Among the controversial provisions are section 20 (1) “Every person commits an offence who, at the direction of, for the benefit of or in association with, a foreign entity or a terrorist group, induces or attempts to induce, by intimidation, threat or violence, any person to do anything or to cause anything to be done (a) that is for the purpose of increasing the capacity of a foreign entity or a terrorist group to harm Canadian interests; or (b) that is reasonably likely to harm Canadian interests.”
Language in the provision, such as being “in association with” or “foreign entity” are so broad they could be easily abused. What might be considered a “foreign entity” is also up for grabs.
The punishment for the above is drastic: “Every person who commits an offence under subsection (1) is guilty of an indictable offence and is liable to imprisonment for life.”
Testifying before the House Standing Committee on Public Safety and National Security last Monday, Tim McSorley of the International Civil Liberties Monitoring Group representative warned that “Bill C-70 also grants CSIS significant new production order and warrant powers. It comes after years of courts admonishing CSIS for misleading them in their warrant applications.”

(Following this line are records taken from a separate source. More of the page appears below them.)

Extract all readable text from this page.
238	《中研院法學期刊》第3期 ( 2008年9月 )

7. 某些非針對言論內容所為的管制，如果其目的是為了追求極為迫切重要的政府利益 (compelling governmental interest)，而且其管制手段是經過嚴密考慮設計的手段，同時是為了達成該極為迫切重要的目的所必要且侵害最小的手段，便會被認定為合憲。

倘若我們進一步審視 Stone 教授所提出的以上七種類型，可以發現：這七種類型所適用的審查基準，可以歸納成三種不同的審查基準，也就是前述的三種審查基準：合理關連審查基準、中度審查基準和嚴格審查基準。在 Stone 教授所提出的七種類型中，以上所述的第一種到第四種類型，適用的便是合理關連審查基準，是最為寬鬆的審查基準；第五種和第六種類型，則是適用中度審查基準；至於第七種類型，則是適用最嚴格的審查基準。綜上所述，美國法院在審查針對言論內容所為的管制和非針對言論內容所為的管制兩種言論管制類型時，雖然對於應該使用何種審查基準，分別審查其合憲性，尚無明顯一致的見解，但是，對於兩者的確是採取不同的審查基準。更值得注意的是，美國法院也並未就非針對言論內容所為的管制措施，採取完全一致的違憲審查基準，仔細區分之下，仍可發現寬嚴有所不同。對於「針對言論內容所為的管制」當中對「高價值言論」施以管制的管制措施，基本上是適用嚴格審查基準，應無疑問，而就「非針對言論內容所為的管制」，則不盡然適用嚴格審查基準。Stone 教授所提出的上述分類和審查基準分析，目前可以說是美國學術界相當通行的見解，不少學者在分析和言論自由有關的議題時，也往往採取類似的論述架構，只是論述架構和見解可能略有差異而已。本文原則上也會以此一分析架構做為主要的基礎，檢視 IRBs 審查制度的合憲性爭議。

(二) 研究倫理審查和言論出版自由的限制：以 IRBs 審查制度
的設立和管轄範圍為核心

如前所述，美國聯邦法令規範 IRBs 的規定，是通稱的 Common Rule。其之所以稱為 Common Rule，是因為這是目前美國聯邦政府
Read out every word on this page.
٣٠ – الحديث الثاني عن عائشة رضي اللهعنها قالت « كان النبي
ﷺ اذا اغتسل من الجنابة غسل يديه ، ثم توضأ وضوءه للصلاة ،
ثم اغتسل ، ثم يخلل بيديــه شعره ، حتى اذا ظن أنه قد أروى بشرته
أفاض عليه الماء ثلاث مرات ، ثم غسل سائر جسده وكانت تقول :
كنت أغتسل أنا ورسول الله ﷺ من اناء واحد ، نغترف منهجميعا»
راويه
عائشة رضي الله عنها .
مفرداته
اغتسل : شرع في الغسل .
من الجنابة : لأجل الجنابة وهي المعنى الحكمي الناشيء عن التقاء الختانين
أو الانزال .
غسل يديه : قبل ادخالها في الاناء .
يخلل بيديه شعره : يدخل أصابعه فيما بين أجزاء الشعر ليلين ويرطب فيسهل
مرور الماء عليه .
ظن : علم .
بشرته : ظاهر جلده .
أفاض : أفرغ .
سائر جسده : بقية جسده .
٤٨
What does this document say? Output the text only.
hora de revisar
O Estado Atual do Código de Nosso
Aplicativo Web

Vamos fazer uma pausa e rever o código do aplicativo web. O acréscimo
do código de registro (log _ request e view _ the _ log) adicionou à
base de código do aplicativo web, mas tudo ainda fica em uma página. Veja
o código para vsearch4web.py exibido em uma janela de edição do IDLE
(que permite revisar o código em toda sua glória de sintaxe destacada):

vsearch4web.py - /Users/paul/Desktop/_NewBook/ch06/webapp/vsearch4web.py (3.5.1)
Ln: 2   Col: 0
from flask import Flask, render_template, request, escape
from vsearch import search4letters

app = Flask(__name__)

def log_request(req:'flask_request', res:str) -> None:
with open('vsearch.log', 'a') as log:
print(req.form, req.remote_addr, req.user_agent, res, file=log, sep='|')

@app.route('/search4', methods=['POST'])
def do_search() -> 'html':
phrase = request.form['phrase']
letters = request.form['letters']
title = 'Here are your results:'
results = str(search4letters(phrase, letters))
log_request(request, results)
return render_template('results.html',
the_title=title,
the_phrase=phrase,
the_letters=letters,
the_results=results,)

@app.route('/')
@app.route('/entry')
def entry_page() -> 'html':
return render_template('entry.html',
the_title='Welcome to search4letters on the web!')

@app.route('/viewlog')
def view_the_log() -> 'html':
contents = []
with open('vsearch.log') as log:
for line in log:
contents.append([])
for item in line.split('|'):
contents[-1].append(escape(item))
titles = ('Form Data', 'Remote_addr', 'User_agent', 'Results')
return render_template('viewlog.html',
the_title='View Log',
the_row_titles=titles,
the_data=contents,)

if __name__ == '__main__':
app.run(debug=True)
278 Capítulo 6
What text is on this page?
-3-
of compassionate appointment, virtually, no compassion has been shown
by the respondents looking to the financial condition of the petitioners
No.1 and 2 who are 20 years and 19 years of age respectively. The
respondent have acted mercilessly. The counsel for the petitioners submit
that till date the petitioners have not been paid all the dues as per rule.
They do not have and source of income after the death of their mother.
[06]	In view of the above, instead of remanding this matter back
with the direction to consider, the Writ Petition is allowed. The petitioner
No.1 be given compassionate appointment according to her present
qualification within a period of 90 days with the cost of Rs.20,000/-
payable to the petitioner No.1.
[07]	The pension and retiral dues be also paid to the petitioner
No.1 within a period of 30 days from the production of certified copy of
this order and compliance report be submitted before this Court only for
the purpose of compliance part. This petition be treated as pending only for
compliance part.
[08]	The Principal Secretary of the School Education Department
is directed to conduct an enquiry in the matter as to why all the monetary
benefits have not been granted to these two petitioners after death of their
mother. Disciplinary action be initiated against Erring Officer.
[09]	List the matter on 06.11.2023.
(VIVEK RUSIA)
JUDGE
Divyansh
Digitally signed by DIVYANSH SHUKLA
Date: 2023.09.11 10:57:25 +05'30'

Imagine protesting against the Zionist genocide in Palestine and being considered violent and doing so to the benefit of Hamas, who are considered a terrorist organization.
Bam. Offense committed.
The term that’s causing my alarm bells to ring here is “Canadian interests”. The interests of the state often do not align with the interests of the people, and it’s not terribly difficult to tie behaviour that interferes with the state’s interests to the benefit of foreign entities that may oppose the state.
How about all those MPs who at the direction of a foreign entity increased the capacity of that foreign entity to harm Canada?